The three groups were similar in age (39-41 years old) and BMI (average 25-27 years old). The TSH was similar in the healthy control group and the hypothyroid group on usual replacement (2.13 vs 2.08). The TSH was lower in the suppressive group (0.14 +/- 0.02). Free T4 was highest in the suppressive TSH group, with the next highest levels in the euthyroid replacement group, then lowest in the normal controls. The free T3 values were similar in the suppressive TSH group and the normal controls, and lower in the euthyroid replacement group. Body composition (including lean body mass, fat mass, % fat mass) was not different in the three groups. Dietary intake and physical activity were also the same in all groups. However, REE was lower by 6% in the levothyroxine group with normal TSH values than the suppressive TSH group and 4% lower than normal controls. The REE correlated with free T3 levels, but not TSH or free T4 values.

WHAT ARE THE IMPLICATIONS OF THIS STUDY?

Women on suppressive doses of levothyroxine have similar metabolic profiles to healthy controls. There was no lean muscle mass loss, fat loss, or higher REE with higher than physiologic doses of thyroid hormone. No positive or negative effects on body composition were noted in women on suppressive doses of levothyroxine alone.

The study raises more questions about REE in patients with normal TSH values on levothyroxine replacement. REE was slightly lower in this group, but this group did not have different levels of BMI or body composition, reassuringly. However, the free T3 levels were lower, which may raise further questions about using T3 in combination with free T4. It should be noted that previous studies of combination therapy (T4 plus T3) have not shown any differences in weight from LT4 monotherapy. More studies will be helpful to determine risks and benefits before combination therapy can be widely accepted.
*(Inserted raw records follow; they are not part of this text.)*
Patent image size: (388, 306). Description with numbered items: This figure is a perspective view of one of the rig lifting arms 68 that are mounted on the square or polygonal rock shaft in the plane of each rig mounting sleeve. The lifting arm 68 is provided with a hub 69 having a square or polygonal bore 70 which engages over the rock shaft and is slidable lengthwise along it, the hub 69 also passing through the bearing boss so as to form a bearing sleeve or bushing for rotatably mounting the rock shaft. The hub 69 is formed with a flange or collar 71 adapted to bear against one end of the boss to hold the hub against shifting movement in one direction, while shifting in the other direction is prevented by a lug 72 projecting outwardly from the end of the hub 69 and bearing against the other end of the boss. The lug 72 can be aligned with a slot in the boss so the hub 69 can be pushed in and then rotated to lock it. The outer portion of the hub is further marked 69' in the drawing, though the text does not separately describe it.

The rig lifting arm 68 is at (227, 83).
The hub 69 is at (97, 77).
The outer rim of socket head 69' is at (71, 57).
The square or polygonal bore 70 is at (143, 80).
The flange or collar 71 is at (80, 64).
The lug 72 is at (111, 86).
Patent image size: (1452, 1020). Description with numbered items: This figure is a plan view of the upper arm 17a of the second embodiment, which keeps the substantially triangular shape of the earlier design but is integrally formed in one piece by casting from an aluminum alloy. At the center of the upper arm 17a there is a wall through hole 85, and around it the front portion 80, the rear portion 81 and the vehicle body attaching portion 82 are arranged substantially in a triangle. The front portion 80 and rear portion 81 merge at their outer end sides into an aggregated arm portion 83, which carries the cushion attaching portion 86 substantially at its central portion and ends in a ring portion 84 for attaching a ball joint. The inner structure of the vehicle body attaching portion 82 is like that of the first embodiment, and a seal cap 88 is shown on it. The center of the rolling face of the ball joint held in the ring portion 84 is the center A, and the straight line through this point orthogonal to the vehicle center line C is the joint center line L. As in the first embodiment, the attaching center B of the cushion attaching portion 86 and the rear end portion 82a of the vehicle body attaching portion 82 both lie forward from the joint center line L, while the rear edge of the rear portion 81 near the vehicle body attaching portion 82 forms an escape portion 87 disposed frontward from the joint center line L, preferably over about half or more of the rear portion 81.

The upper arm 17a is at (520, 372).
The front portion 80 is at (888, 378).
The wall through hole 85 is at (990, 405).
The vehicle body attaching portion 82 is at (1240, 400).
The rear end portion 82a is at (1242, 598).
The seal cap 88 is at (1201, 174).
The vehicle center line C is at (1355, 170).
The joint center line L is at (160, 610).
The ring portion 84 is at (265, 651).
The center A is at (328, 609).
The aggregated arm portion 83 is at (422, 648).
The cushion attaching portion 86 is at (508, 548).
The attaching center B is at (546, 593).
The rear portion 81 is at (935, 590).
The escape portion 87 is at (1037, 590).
— Julie Hallanger Johnson, MD

support thyroid research

ATA THYROID BROCHURE LINKS

Thyroid and Weight: http://www.thyroid.org/thyroid-and-weight/

ABBREVIATIONS & DEFINITIONS

Thyroid hormone therapy: patients with hypothyroidism are most often treated with Levothyroxine in order to return their thyroid hormone levels to normal. Replacement therapy means the goal is a TSH in the normal range and is the usual therapy. Suppressive therapy means that the goal is a TSH below the normal range and is used in thyroid cancer patients to prevent growth of any remaining cancer cells.

TSH: thyroid stimulating hormone — produced by the pituitary gland that regulates thyroid function; also the best screening test to determine if the thyroid is functioning normally.

Thyroxine (T4): the major hormone produced by the thyroid gland. T4 gets converted to the active hormone T3 in various tissues in the body.

Triiodothyronine (T3): the active thyroid hormone, usually produced from thyroxine, available in pill form as Cytomel™.

Levothyroxine (T4): the major hormone produced by the thyroid gland and available in pill form as Synthroid™, Levoxyl™, Tyrosint™ and generic preparations.

Resting energy expenditure (REE): general procedure done to measure metabolism and metabolic rate

Body Composition: The human body is composed of fat mass, muscle mass (lean body mass) and bone mass. Total body water is included in the measurements of muscle mass.